Maxi gözlerini ayırdı. Sidina, birbirine yaslanmış iki eğik kayanın arasındaki boşluktan ona el sallıyordu. Gözlerini kısarak Maxi dar yarığa doğru süründü. Gördüğü ilk şey sarp bir uçurumdu. Ötesinde, üzerinde geniş bir şehrin uzandığı parıldayan bir kar alanı vardı.
Ağzı açık bir şekilde baktı. Gözlerine inanamadı. Surlarla çevrili şehir, incelikle inşa edilmiş kare evlerin sık kümeleriyle eşit şekilde doluydu. Ortada devasa, kare bir kale ve Nornui'dekiler kadar yüksek bir kale kulesi vardı. Bir an için, ne kadar gelişmiş göründüğüne tamamen şaşırdı.
“Sonunda bulduk,” diye mırıldandı, onlar farkına varmadan arkalarından yürüyen Ulyseon.
Yüzünde katıksız bir kararlılık vardı; Maxi'nin daha önce onda hiç görmediği bir ifade.
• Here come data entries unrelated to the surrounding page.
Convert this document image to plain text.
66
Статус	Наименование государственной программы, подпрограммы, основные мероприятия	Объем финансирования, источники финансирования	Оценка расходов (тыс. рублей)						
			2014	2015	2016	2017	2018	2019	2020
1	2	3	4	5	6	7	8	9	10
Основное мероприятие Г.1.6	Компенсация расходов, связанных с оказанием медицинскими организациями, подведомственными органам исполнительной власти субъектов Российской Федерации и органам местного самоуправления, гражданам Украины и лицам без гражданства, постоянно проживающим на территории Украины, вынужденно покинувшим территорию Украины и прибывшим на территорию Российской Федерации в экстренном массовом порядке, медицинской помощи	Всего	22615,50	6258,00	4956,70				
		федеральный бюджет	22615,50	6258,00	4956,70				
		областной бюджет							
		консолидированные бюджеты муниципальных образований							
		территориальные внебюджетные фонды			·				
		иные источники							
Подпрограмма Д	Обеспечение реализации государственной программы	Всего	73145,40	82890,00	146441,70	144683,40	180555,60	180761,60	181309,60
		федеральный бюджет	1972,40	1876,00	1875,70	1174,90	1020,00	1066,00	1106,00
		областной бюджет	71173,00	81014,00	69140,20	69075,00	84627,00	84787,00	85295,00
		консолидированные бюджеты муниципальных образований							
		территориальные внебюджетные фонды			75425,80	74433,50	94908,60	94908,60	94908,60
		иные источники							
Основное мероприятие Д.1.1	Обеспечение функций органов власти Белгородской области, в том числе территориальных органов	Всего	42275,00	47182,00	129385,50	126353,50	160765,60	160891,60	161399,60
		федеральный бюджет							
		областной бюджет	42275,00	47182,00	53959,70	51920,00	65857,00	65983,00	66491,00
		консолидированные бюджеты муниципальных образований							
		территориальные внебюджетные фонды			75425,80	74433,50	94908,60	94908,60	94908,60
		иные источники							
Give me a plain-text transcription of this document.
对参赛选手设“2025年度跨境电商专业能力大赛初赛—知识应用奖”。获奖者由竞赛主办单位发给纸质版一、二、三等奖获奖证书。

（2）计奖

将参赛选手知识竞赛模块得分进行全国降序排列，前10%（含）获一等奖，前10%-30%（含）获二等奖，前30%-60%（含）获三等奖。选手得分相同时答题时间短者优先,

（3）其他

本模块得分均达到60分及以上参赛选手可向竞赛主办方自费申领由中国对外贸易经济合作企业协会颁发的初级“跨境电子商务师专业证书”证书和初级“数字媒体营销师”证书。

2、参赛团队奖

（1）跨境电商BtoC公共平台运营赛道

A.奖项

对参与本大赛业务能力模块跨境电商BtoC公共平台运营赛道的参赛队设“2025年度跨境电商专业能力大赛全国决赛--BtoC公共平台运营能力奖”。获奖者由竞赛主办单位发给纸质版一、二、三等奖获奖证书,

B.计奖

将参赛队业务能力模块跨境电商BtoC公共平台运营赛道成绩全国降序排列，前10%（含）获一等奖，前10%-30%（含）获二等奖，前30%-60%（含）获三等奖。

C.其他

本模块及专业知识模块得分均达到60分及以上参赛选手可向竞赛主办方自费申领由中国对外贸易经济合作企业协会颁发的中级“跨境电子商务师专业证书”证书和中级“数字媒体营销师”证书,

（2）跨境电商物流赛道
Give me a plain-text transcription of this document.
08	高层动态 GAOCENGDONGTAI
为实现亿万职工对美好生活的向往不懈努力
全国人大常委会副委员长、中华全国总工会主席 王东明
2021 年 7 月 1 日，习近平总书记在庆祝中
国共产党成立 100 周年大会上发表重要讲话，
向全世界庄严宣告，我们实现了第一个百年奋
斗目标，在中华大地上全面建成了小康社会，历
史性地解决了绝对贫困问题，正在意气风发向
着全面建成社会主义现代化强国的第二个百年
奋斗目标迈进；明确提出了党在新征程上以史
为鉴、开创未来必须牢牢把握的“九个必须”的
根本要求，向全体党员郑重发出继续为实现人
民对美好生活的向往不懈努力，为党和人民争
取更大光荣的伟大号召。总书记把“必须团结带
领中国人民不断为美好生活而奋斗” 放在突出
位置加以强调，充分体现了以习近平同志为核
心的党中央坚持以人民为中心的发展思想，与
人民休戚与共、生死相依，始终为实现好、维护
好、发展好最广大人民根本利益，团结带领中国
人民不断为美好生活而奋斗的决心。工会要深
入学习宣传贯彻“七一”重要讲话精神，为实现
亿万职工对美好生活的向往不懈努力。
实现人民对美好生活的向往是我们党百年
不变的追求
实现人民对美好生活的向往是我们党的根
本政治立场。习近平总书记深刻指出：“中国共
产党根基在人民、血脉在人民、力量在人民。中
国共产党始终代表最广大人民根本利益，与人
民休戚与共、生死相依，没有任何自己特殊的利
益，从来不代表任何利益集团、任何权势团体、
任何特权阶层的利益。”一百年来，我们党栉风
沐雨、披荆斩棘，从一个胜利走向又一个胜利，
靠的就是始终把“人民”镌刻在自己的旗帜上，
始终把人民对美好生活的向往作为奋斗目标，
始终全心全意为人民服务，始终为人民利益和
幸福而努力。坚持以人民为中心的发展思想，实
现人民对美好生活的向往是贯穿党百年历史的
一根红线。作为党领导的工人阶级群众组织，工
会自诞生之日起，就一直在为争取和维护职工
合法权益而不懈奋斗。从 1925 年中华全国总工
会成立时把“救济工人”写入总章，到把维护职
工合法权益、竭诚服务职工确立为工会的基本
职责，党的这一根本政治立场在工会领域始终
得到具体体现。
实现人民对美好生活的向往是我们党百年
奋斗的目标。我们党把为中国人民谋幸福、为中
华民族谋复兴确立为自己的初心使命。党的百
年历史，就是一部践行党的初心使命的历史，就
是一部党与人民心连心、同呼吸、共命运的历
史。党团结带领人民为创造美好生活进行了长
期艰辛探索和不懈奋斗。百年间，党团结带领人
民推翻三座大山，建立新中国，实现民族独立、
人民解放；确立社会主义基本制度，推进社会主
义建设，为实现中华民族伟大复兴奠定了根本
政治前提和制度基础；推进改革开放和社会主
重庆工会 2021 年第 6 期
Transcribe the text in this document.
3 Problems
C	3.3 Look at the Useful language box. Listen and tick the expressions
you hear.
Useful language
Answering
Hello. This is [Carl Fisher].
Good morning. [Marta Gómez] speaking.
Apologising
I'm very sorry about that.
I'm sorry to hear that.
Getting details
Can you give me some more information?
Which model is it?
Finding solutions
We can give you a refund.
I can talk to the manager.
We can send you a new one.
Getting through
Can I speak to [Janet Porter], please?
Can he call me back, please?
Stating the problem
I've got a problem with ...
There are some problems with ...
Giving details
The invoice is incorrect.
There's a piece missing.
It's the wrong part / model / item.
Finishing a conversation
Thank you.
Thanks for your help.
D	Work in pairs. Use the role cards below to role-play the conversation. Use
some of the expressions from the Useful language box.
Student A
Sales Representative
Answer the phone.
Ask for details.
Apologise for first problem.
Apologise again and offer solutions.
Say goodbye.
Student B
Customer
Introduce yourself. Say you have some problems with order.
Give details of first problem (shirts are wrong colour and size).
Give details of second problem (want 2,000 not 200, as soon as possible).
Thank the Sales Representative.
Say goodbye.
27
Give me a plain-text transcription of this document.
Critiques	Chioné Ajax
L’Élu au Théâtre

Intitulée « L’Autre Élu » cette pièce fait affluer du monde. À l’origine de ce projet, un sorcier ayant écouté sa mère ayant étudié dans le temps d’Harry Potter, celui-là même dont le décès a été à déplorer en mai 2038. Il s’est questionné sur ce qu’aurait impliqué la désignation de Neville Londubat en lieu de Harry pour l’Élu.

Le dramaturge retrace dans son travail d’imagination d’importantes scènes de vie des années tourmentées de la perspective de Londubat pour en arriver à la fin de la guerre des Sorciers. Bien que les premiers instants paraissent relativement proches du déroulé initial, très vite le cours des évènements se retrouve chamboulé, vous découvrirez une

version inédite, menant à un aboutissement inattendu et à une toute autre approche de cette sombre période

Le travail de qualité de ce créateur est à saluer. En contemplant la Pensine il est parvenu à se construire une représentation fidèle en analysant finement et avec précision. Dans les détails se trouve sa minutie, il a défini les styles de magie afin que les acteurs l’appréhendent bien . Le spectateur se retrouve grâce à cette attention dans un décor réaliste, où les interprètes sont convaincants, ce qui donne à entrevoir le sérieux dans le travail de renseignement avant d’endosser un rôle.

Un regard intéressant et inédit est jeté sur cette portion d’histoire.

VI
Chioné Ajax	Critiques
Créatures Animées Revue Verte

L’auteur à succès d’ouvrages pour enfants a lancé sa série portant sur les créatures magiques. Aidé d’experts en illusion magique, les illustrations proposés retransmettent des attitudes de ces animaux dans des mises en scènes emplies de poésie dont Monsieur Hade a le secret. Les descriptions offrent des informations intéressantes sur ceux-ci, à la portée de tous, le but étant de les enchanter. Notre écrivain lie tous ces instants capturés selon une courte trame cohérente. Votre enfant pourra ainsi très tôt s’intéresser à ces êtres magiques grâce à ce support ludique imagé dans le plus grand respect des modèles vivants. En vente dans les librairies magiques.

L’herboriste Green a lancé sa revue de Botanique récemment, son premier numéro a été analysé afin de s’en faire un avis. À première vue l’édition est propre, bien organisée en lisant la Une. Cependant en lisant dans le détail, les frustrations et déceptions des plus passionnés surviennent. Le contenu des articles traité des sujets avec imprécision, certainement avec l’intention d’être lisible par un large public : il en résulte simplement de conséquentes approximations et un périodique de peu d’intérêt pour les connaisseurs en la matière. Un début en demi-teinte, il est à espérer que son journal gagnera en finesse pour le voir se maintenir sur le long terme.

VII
Büyük kaleyi dikkatle değerlendirdikten sonra Ulyeon, bakışlarını ona çevirdi ve gergin bir şekilde şöyle dedi: “Hadi oraya gidelim leydim. Efendi Rıftan bir sonraki hamlemiz hakkında bizi bilgilendirmeli.”
Maxi ve Sidina genç şövalyeyi Riftan'ın durduğu yere kadar takip ettiler. Canavar üssünü de görmüş olduğundan, sert bir ifadeyle Kuahel ile tartışıyordu. Grup ihtiyatla yaklaştığında her iki adam da sustu. Ciddi atmosfer Maxi'nin gözlerini kısmasına neden oldu.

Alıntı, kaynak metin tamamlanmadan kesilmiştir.